Trwają poszukiwania kobiety, która urodziła dziecko i porzuciła je na drodze w Kalifornii. Znalazł je w poniedziałek dostawca gazet i wezwał odpowiednie służby.
Myślał, że to małe zwierzę
Około 4:30 nad ranem, gdy jeszcze mieszkańcy miasteczka Madera Ranchos spokojnie sobie spali, Aurelio Fuentes już pracował. Ten młody dostawca gazet zauważył, że coś leży na jezdni.
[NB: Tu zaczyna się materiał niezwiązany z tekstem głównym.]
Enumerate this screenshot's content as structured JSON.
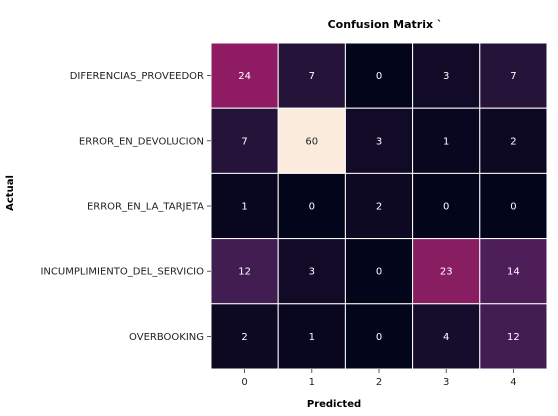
{
  "chart_data": {
    "type": "heatmap",
    "title": "Confusion Matrix `",
    "xlabel": "Predicted",
    "ylabel": "Actual",
    "x_categories": [
      "0",
      "1",
      "2",
      "3",
      "4"
    ],
    "y_categories": [
      "DIFERENCIAS_PROVEEDOR",
      "ERROR_EN_DEVOLUCION",
      "ERROR_EN_LA_TARJETA",
      "INCUMPLIMIENTO_DEL_SERVICIO",
      "OVERBOOKING"
    ],
    "values": [
      [
        24,
        7,
        0,
        3,
        7
      ],
      [
        7,
        60,
        3,
        1,
        2
      ],
      [
        1,
        0,
        2,
        0,
        0
      ],
      [
        12,
        3,
        0,
        23,
        14
      ],
      [
        2,
        1,
        0,
        4,
        12
      ]
    ],
    "value_range": [
      0,
      60
    ],
    "colormap": "rocket",
    "grid": true,
    "colorbar": false
  }
}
Początkowo myślał, że to jakieś zwierzę, dlatego bardzo ostrożnie zbliżył się do znaleziska. Okazało się jednak, że to nowo narodzona dziewczynka! W dodatku ciągle z nieodciętą pępowiną. Mężczyzna wziął noworodka do samochodu, żeby go ogrzać i zadzwonił po pomoc.
Dziecko miało sporo szczęścia
Na konferencji prasowej lokalny szeryf, Tyson Pogue przyznał:
To wielkie szczęście, że dostawca gazet znalazł dziecko na ulicy. Dziewczynka mogła bowiem zamarznąć, zostać poważnie ranna przez kojoty, albo nawet zginąć na miejscu pod kołami jakiegoś samochodu
Niemowlę owinięte w kocyk przewieziono do szpitala. Prawdopodobnie na drodze spędziło tylko kilka minut, bo szybko je odnaleziono, było w dobrym stanie.
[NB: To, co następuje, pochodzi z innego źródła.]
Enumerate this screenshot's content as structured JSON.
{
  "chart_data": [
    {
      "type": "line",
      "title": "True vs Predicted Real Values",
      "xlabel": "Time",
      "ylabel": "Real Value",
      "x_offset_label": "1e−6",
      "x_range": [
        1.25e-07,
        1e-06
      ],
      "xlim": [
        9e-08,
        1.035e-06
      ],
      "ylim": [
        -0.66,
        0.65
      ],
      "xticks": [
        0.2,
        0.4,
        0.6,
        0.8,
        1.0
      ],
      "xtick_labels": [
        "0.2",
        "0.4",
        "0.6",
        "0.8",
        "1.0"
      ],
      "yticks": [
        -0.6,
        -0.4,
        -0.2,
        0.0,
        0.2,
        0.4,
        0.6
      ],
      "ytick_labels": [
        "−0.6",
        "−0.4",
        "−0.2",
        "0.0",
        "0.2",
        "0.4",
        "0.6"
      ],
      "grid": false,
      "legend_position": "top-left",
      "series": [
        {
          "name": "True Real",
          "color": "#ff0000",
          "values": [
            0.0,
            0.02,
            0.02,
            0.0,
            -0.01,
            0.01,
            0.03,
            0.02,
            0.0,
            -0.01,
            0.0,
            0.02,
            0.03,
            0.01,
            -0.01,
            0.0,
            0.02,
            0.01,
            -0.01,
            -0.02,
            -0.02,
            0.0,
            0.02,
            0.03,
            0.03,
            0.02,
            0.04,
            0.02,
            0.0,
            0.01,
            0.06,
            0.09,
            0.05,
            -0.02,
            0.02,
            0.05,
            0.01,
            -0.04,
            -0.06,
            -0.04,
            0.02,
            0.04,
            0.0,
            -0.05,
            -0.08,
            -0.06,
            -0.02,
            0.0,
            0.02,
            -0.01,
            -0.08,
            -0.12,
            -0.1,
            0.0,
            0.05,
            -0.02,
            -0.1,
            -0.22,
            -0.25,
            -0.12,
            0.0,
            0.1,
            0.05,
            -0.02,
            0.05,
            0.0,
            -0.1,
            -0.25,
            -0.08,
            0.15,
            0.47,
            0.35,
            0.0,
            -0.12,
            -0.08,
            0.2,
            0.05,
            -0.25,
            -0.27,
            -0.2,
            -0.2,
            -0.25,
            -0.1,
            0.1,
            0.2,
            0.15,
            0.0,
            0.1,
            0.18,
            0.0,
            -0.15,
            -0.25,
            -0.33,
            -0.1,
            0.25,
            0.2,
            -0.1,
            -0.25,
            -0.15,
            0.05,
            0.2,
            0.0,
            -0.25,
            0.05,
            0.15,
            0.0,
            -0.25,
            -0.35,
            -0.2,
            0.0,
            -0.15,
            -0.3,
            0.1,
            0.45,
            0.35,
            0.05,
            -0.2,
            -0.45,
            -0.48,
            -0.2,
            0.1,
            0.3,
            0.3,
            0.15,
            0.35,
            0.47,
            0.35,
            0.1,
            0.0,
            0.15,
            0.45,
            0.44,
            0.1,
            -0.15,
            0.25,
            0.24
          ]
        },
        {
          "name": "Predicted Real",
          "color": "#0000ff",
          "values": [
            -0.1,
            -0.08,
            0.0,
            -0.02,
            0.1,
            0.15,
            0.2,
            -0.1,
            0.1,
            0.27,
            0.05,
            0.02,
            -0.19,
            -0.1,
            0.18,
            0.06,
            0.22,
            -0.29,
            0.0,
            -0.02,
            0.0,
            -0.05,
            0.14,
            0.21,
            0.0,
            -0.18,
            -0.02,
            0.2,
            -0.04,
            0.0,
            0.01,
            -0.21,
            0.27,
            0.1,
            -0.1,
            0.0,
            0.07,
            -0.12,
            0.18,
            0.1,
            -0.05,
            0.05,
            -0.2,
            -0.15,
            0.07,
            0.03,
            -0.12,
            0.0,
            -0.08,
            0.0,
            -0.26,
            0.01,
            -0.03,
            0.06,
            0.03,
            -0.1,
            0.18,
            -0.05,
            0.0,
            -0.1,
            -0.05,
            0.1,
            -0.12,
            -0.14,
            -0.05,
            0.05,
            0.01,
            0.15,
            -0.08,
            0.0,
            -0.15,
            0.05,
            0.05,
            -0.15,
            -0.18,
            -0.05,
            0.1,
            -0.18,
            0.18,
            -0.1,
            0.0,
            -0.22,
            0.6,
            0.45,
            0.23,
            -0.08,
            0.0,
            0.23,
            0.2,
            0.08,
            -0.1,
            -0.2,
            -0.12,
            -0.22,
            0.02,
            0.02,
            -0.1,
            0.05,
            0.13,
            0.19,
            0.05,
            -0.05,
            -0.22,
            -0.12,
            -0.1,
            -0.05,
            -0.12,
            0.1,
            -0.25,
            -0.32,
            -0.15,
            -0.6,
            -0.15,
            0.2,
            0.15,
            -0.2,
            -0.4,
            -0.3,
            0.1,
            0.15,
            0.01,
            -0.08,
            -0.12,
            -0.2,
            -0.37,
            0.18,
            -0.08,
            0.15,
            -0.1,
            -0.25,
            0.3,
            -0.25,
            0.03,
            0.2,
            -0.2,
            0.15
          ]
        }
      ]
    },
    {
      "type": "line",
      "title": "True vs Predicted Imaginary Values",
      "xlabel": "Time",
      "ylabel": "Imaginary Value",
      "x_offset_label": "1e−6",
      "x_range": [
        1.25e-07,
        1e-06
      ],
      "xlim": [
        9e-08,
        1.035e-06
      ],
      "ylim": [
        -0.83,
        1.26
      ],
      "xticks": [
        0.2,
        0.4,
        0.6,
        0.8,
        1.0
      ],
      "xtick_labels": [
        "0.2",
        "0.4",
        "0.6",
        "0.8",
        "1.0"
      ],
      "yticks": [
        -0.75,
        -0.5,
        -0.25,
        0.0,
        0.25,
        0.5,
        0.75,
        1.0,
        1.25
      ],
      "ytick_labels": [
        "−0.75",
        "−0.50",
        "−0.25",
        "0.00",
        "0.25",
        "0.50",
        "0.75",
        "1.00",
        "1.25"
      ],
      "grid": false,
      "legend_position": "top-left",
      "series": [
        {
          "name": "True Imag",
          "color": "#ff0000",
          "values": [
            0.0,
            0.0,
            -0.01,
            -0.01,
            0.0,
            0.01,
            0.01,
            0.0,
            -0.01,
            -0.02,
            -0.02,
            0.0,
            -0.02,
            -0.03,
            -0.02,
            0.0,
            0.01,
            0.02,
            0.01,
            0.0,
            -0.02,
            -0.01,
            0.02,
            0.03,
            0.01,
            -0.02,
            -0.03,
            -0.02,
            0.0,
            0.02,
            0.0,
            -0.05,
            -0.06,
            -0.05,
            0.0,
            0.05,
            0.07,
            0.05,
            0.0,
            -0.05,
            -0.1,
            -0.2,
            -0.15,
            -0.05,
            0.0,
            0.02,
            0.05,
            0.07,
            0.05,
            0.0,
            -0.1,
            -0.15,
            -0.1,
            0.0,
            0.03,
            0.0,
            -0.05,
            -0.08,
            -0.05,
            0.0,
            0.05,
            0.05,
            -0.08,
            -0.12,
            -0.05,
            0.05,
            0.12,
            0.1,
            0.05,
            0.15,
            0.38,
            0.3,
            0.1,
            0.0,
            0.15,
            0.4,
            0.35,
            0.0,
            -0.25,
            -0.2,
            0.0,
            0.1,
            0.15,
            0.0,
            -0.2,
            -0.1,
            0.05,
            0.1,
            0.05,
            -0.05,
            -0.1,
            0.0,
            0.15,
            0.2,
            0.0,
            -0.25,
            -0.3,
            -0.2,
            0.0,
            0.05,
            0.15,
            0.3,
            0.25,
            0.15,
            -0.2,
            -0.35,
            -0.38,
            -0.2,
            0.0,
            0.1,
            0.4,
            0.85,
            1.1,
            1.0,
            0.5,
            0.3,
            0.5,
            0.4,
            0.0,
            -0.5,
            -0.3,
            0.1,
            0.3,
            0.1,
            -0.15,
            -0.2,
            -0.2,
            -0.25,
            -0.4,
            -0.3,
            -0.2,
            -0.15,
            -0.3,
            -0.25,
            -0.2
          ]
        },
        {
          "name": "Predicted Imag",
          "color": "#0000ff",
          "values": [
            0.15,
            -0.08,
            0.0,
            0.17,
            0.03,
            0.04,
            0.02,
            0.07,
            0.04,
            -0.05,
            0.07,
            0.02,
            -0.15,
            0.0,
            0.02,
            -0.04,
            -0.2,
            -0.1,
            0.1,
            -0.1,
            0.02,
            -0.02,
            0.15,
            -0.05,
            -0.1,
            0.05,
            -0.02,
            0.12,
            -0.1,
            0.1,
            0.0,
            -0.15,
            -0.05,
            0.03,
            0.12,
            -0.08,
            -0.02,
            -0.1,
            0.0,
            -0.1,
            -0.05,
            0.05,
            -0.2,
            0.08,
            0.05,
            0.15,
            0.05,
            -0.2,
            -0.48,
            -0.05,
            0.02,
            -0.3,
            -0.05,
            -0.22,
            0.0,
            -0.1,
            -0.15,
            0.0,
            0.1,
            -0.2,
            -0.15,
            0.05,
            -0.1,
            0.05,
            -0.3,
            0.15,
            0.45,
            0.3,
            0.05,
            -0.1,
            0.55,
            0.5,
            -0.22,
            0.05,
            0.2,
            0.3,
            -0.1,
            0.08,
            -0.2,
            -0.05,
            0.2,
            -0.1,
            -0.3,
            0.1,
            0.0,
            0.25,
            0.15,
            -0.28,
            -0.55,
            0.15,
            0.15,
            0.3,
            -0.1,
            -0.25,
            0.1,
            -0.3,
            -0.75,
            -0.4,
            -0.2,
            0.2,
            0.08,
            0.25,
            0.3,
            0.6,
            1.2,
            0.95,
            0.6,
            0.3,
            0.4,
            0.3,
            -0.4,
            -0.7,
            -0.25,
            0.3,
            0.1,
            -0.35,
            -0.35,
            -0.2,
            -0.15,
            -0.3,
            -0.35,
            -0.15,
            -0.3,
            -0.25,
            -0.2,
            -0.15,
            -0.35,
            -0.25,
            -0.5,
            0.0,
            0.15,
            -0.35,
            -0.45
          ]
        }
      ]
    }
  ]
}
Prawdopodobnie świadek widział matkę znalezionego noworodka
Jak się później okazało, na miejscu zdarzenia świadek widział kobietę z małym dzieckiem, która błagała go, aby jej pomógł i zabrał od niej dziewczynkę. Mężczyzna jednak skierował ją tylko do straży pożarnej i szpitala dziecięcego.
Trwają poszukiwania
Policja szuka 20-letniej latynoski. Kobieta może zostać oskarżona o przestępstwo związane z narażeniem dziecka na niebezpieczeństwo, a nawet usiłowanie zabójstwa.
Władze apelują, żeby nie pozostawiać dzieci i niemowląt bez opieki. Istnieją różne instytucje, które mogą się nimi zająć, ale nie wolno narażać maluchów na utratę zdrowia, czy nawet życia!